Thursday, March 5, 2009

Winning Combination


Before newspapers could properly reproduce photographs, lithography and lithographers served as the windows onto the world for most Americans unable to travel and see it with their own eyes. When James Ives (born March 5, 1824) went to work for fellow lithographer Nathaniel Currier (born March 27, 1813), it was only a few years before Ives became a full partner and Currier & Ives was born. Aside from the news of the day and homey scenes of Americana, Currier & Ives tried to bring culture into the lives of ordinary people through prints such as their version of Leonardo da Vinci’s The Last Supper (above). Before affordable reproductions of reasonable quality were available and before the beginnings of the art museum, much of the public’s impressions of fine art came through the efforts of Currier & Ives and others, who saw a market for such “high brow” images. Today, their print of The Last Supper might seem a poor substitute for seeing the real thing, but in the nineteenth century, it was far better than nothing.


Currier & Ives was first and foremost a business, with business considerations trumping everything else. They almost always maintained a high level of quality in their work, but their subject matter targeted a deep-seated need in nineteenth century America for sentimentalism and that distinctive yet elusive idea of “Americana.” Currier & Ives’s print titled A Brush for the Lead (above, from 1867) plays into the classic ideas of sleigh rides and wintry fun that we still associate today with the idea of Christmas. In fact, Leroy Anderson's song "Sleigh Ride" alludes to a memorable moment that will will "nearly be like a picture print by Currier and Ives." In many ways, Currier & Ives created the idea of Christmas in the American psyche the same way that Charles Dickens did for Victorian England. These two lithographers depicted an unattainable ideal that people around the world still try to attain, usually before giving up and pouring another consoling cup of egg nog.

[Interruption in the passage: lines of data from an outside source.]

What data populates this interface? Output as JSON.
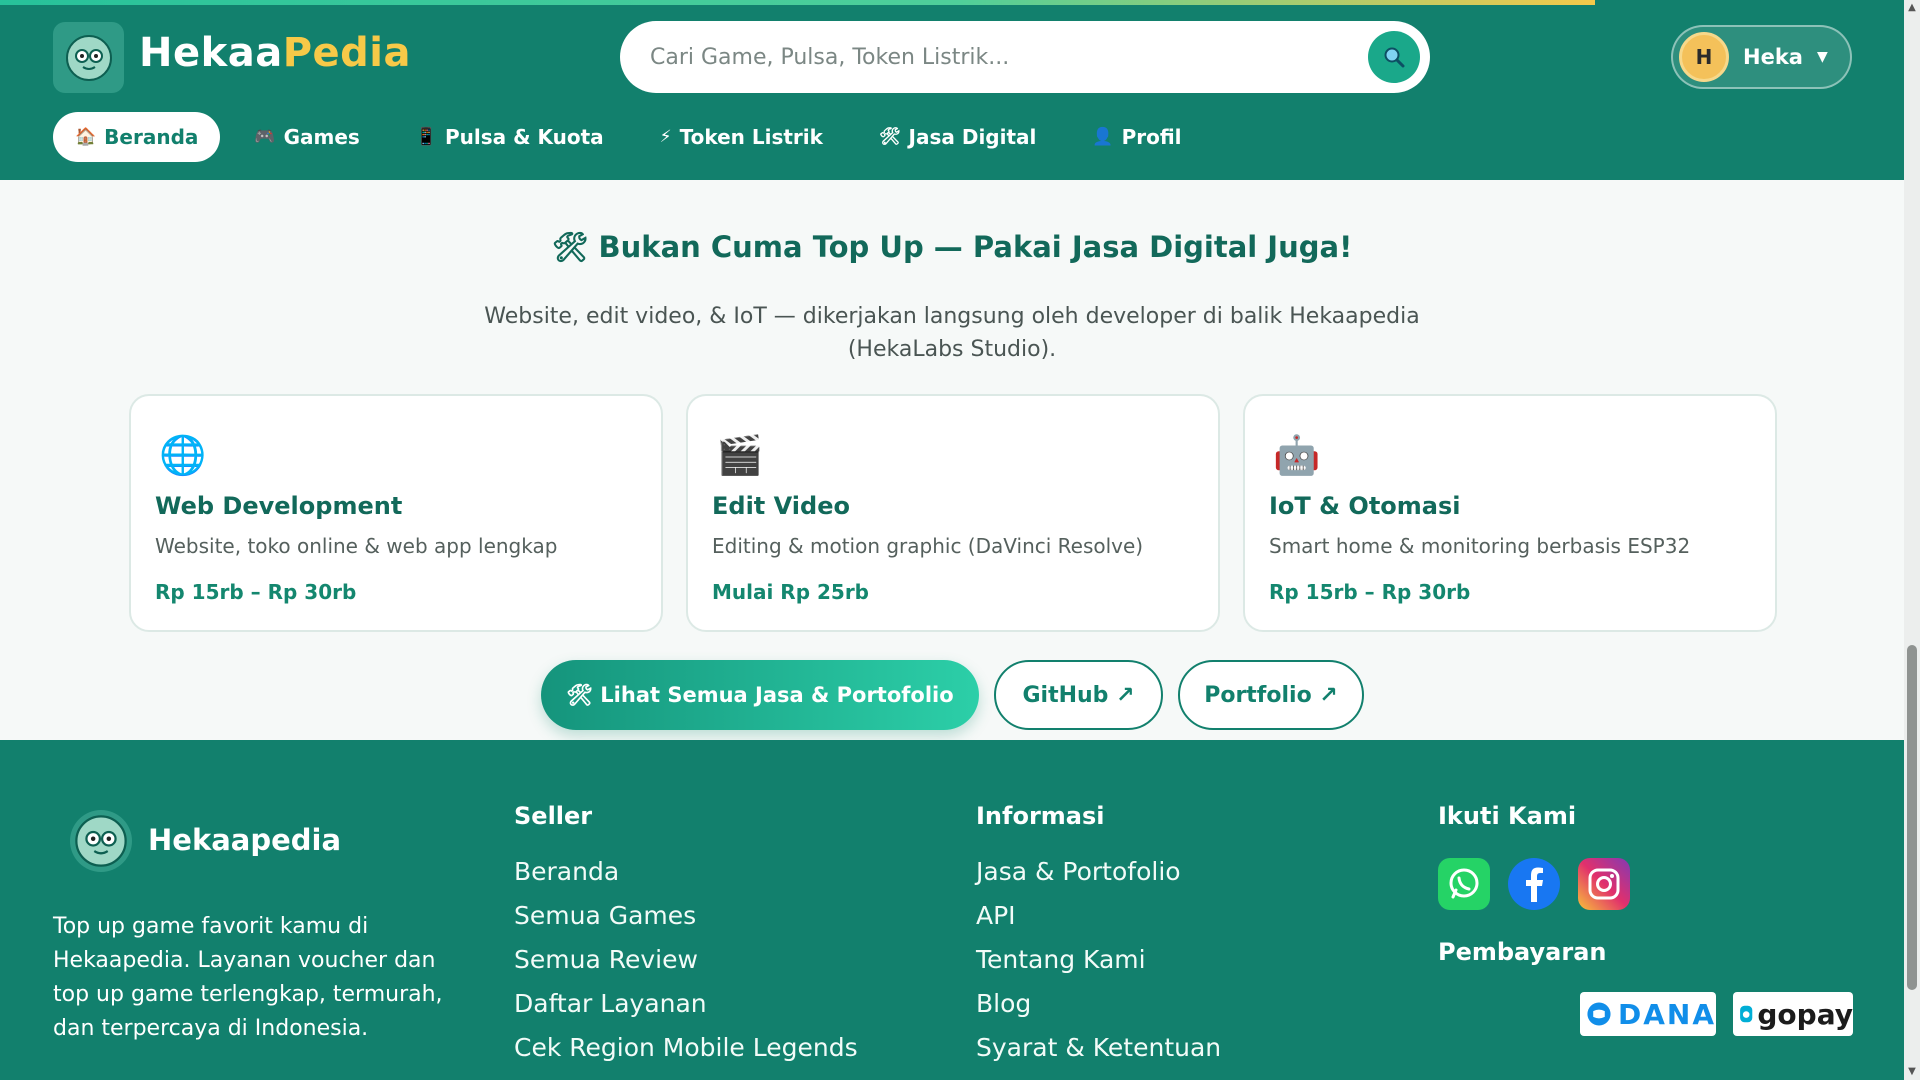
{
  "colors": {
    "primary": "#12806d",
    "accent": "#f7c948",
    "background": "#f6f9f8"
  },
  "header": {
    "brand_main": "Hekaa",
    "brand_accent": "Pedia",
    "search_placeholder": "Cari Game, Pulsa, Token Listrik...",
    "user": {
      "initial": "H",
      "name": "Heka",
      "caret": "▼"
    }
  },
  "nav": [
    {
      "icon": "🏠",
      "label": "Beranda"
    },
    {
      "icon": "🎮",
      "label": "Games"
    },
    {
      "icon": "📱",
      "label": "Pulsa & Kuota"
    },
    {
      "icon": "⚡",
      "label": "Token Listrik"
    },
    {
      "icon": "🛠",
      "label": "Jasa Digital"
    },
    {
      "icon": "👤",
      "label": "Profil"
    }
  ],
  "main": {
    "title_icon": "🛠",
    "title": "Bukan Cuma Top Up — Pakai Jasa Digital Juga!",
    "subtitle": "Website, edit video, & IoT — dikerjakan langsung oleh developer di balik Hekaapedia (HekaLabs Studio).",
    "cards": [
      {
        "icon": "🌐",
        "title": "Web Development",
        "desc": "Website, toko online & web app lengkap",
        "price": "Rp 15rb – Rp 30rb"
      },
      {
        "icon": "🎬",
        "title": "Edit Video",
        "desc": "Editing & motion graphic (DaVinci Resolve)",
        "price": "Mulai Rp 25rb"
      },
      {
        "icon": "🤖",
        "title": "IoT & Otomasi",
        "desc": "Smart home & monitoring berbasis ESP32",
        "price": "Rp 15rb – Rp 30rb"
      }
    ],
    "btn_primary": "🛠 Lihat Semua Jasa & Portofolio",
    "btn_github": "GitHub ↗",
    "btn_portfolio": "Portfolio ↗"
  },
  "footer": {
    "brand": "Hekaapedia",
    "about": "Top up game favorit kamu di Hekaapedia. Layanan voucher dan top up game terlengkap, termurah, dan terpercaya di Indonesia.",
    "seller": {
      "heading": "Seller",
      "links": [
        "Beranda",
        "Semua Games",
        "Semua Review",
        "Daftar Layanan",
        "Cek Region Mobile Legends"
      ]
    },
    "info": {
      "heading": "Informasi",
      "links": [
        "Jasa & Portofolio",
        "API",
        "Tentang Kami",
        "Blog",
        "Syarat & Ketentuan"
      ]
    },
    "follow_heading": "Ikuti Kami",
    "social": [
      "whatsapp-icon",
      "facebook-icon",
      "instagram-icon"
    ],
    "payment_heading": "Pembayaran",
    "payments": [
      "DANA",
      "gopay"
    ]
  }
}
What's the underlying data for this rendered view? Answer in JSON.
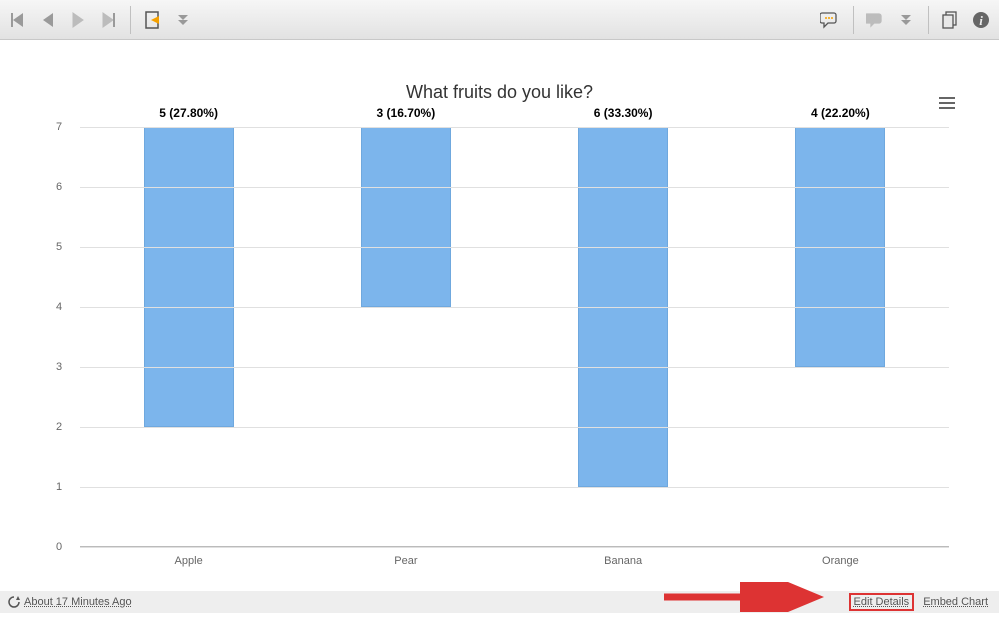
{
  "toolbar": {
    "first_tip": "First",
    "prev_tip": "Previous",
    "next_tip": "Next",
    "last_tip": "Last"
  },
  "chart_data": {
    "type": "bar",
    "title": "What fruits do you like?",
    "categories": [
      "Apple",
      "Pear",
      "Banana",
      "Orange"
    ],
    "values": [
      5,
      3,
      6,
      4
    ],
    "percents": [
      "27.80%",
      "16.70%",
      "33.30%",
      "22.20%"
    ],
    "ylim": [
      0,
      7
    ],
    "yticks": [
      0,
      1,
      2,
      3,
      4,
      5,
      6,
      7
    ]
  },
  "footer": {
    "timestamp": "About 17 Minutes Ago",
    "edit_details": "Edit Details",
    "embed_chart": "Embed Chart"
  }
}
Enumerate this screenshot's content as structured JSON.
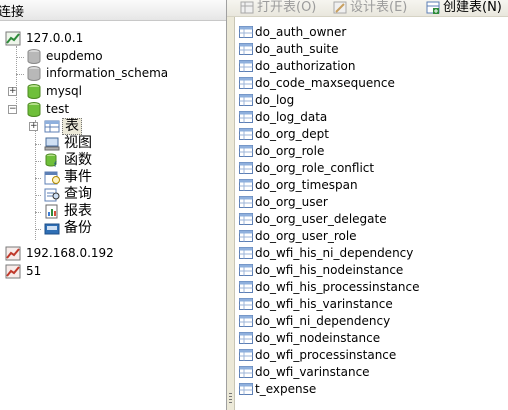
{
  "left_header": {
    "title": "连接"
  },
  "connections": [
    {
      "name": "127.0.0.1",
      "databases": [
        {
          "name": "eupdemo"
        },
        {
          "name": "information_schema"
        },
        {
          "name": "mysql"
        },
        {
          "name": "test",
          "children": [
            {
              "label": "表",
              "icon": "table-icon"
            },
            {
              "label": "视图",
              "icon": "view-icon"
            },
            {
              "label": "函数",
              "icon": "function-icon"
            },
            {
              "label": "事件",
              "icon": "event-icon"
            },
            {
              "label": "查询",
              "icon": "query-icon"
            },
            {
              "label": "报表",
              "icon": "report-icon"
            },
            {
              "label": "备份",
              "icon": "backup-icon"
            }
          ]
        }
      ]
    },
    {
      "name": "192.168.0.192"
    },
    {
      "name": "51"
    }
  ],
  "toolbar": {
    "open_table": "打开表(O)",
    "design_table": "设计表(E)",
    "create_table": "创建表(N)"
  },
  "tables": [
    "do_auth_owner",
    "do_auth_suite",
    "do_authorization",
    "do_code_maxsequence",
    "do_log",
    "do_log_data",
    "do_org_dept",
    "do_org_role",
    "do_org_role_conflict",
    "do_org_timespan",
    "do_org_user",
    "do_org_user_delegate",
    "do_org_user_role",
    "do_wfi_his_ni_dependency",
    "do_wfi_his_nodeinstance",
    "do_wfi_his_processinstance",
    "do_wfi_his_varinstance",
    "do_wfi_ni_dependency",
    "do_wfi_nodeinstance",
    "do_wfi_processinstance",
    "do_wfi_varinstance",
    "t_expense"
  ],
  "colors": {
    "selection": "#316ac5",
    "db_open": "#6fbf3a",
    "db_closed": "#b8b8b8",
    "connection_ok": "#2e8b3a",
    "connection_off": "#c0392b"
  }
}
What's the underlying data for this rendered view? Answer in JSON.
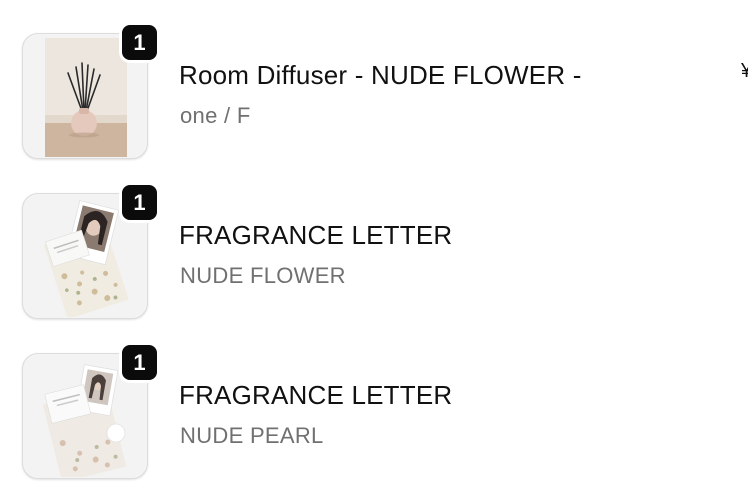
{
  "cart": {
    "items": [
      {
        "quantity": "1",
        "title": "Room Diffuser - NUDE FLOWER -",
        "variant": "one / F",
        "thumbnail_icon": "diffuser-product-image"
      },
      {
        "quantity": "1",
        "title": "FRAGRANCE LETTER",
        "variant": "NUDE FLOWER",
        "thumbnail_icon": "fragrance-letter-product-image"
      },
      {
        "quantity": "1",
        "title": "FRAGRANCE LETTER",
        "variant": "NUDE PEARL",
        "thumbnail_icon": "fragrance-letter-product-image"
      }
    ],
    "price_partial": "¥"
  },
  "colors": {
    "badge_bg": "#0b0b0b",
    "badge_text": "#ffffff",
    "title_text": "#111111",
    "variant_text": "#707070"
  }
}
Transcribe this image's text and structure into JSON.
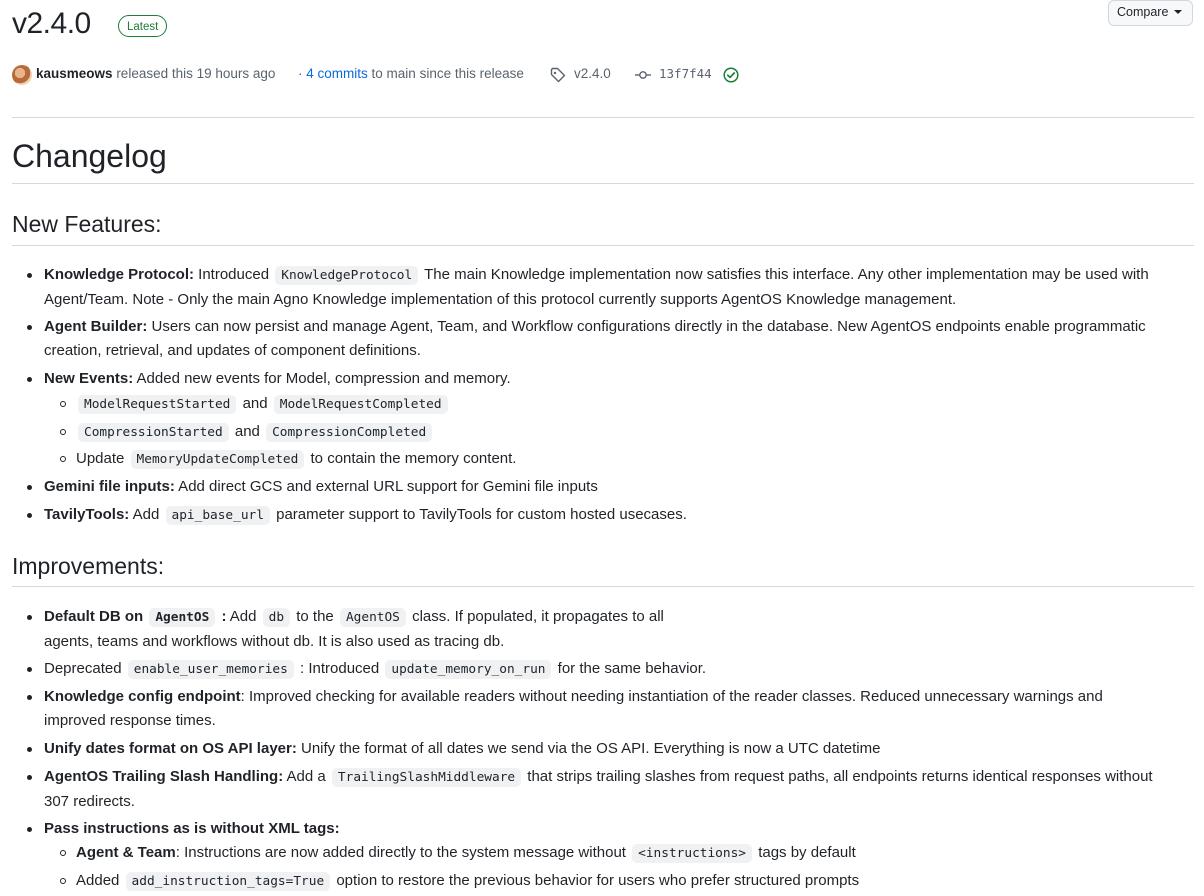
{
  "release": {
    "version": "v2.4.0",
    "badge": "Latest",
    "compare_label": "Compare",
    "author": "kausmeows",
    "released_text": "released this 19 hours ago",
    "commits_link": "4 commits",
    "commits_suffix": "to main since this release",
    "tag": "v2.4.0",
    "commit": "13f7f44"
  },
  "changelog": {
    "title": "Changelog",
    "new_features_heading": "New Features:",
    "improvements_heading": "Improvements:",
    "f1": {
      "bold": "Knowledge Protocol:",
      "t1": " Introduced",
      "code": "KnowledgeProtocol",
      "t2": " The main Knowledge implementation now satisfies this interface. Any other implementation may be used with",
      "line2": "Agent/Team. Note - Only the main Agno Knowledge implementation of this protocol currently supports AgentOS Knowledge management."
    },
    "f2": {
      "bold": "Agent Builder:",
      "t1": " Users can now persist and manage Agent, Team, and Workflow configurations directly in the database. New AgentOS endpoints enable programmatic",
      "line2": "creation, retrieval, and updates of component definitions."
    },
    "f3": {
      "bold": "New Events:",
      "t1": " Added new events for Model, compression and memory."
    },
    "f3a": {
      "c1": "ModelRequestStarted",
      "and": "and",
      "c2": "ModelRequestCompleted"
    },
    "f3b": {
      "c1": "CompressionStarted",
      "and": "and",
      "c2": "CompressionCompleted"
    },
    "f3c": {
      "t1": "Update",
      "code": "MemoryUpdateCompleted",
      "t2": "to contain the memory content."
    },
    "f4": {
      "bold": "Gemini file inputs:",
      "t1": " Add direct GCS and external URL support for Gemini file inputs"
    },
    "f5": {
      "bold": "TavilyTools:",
      "t1": " Add",
      "code": "api_base_url",
      "t2": "parameter support to TavilyTools for custom hosted usecases."
    },
    "i1": {
      "bold": "Default DB on",
      "bcode": "AgentOS",
      "bold2": " :",
      "t1": " Add",
      "code1": "db",
      "t2": "to the",
      "code2": "AgentOS",
      "t3": "class. If populated, it propagates to all",
      "line2": "agents, teams and workflows without db. It is also used as tracing db."
    },
    "i2": {
      "t1": "Deprecated",
      "code1": "enable_user_memories",
      "t2": ": Introduced",
      "code2": "update_memory_on_run",
      "t3": "for the same behavior."
    },
    "i3": {
      "bold": "Knowledge config endpoint",
      "t1": ": Improved checking for available readers without needing instantiation of the reader classes. Reduced unnecessary warnings and",
      "line2": "improved response times."
    },
    "i4": {
      "bold": "Unify dates format on OS API layer:",
      "t1": " Unify the format of all dates we send via the OS API. Everything is now a UTC datetime"
    },
    "i5": {
      "bold": "AgentOS Trailing Slash Handling:",
      "t1": " Add a",
      "code": "TrailingSlashMiddleware",
      "t2": "that strips trailing slashes from request paths, all endpoints returns identical responses without",
      "line2": "307 redirects."
    },
    "i6": {
      "bold": "Pass instructions as is without XML tags:"
    },
    "i6a": {
      "bold": "Agent & Team",
      "t1": ": Instructions are now added directly to the system message without",
      "code": "<instructions>",
      "t2": "tags by default"
    },
    "i6b": {
      "t1": "Added",
      "code": "add_instruction_tags=True",
      "t2": "option to restore the previous behavior for users who prefer structured prompts"
    }
  },
  "colors": {
    "accent": "#0969da",
    "success": "#1a7f37",
    "text": "#1f2328",
    "muted": "#59636e"
  },
  "icons": [
    "tag-icon",
    "commit-icon",
    "check-circle-icon",
    "caret-down-icon"
  ]
}
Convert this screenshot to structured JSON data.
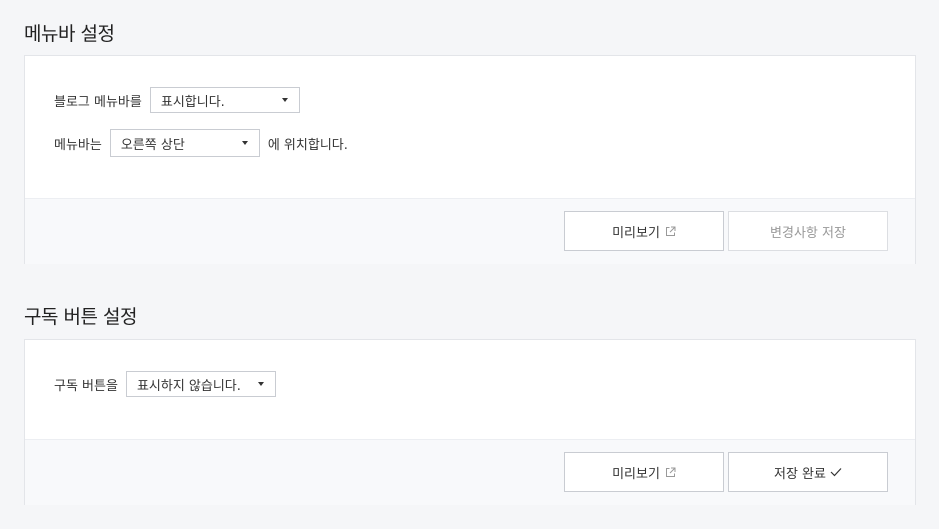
{
  "menubar": {
    "title": "메뉴바 설정",
    "row1_label": "블로그 메뉴바를",
    "row1_select": "표시합니다.",
    "row2_label": "메뉴바는",
    "row2_select": "오른쪽 상단",
    "row2_suffix": "에 위치합니다.",
    "preview_label": "미리보기",
    "save_label": "변경사항 저장"
  },
  "subscribe": {
    "title": "구독 버튼 설정",
    "row1_label": "구독 버튼을",
    "row1_select": "표시하지 않습니다.",
    "preview_label": "미리보기",
    "save_label": "저장 완료"
  },
  "icons": {
    "external": "external-link-icon",
    "check": "check-icon",
    "caret": "caret-down-icon"
  }
}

It’s hard to imagine, but Currier & Ives also did highly political prints of battles and other disasters. A Brush for the Lead comes only two years after the end of the American Civil War, which Currier & Ives depicted for many people far from the fray. After the war, they continued to analyze visually its implications in works such as The Lost Cause (above, from 1872). By 1872, the promise of Reconstruction in the South was already beginning to falter. The man in the print may mourn the fallen beneath the graves, but the Stars and Bars lurking in the trees hints at the rise of the Ku Klux Klan and other means of revenge by those who wished to continue the slave-based Southern way of life. Much like Norman Rockwell, Currier & Ives suffer from a sanitized version of their work, which emphasizes the commercial side of their partnership over the full, often darker historical and cultural relevance of the lesser-known images. Advances in print reproduction of photography doomed Currier & Ives eventually, but they made their lasting mark on American culture long before.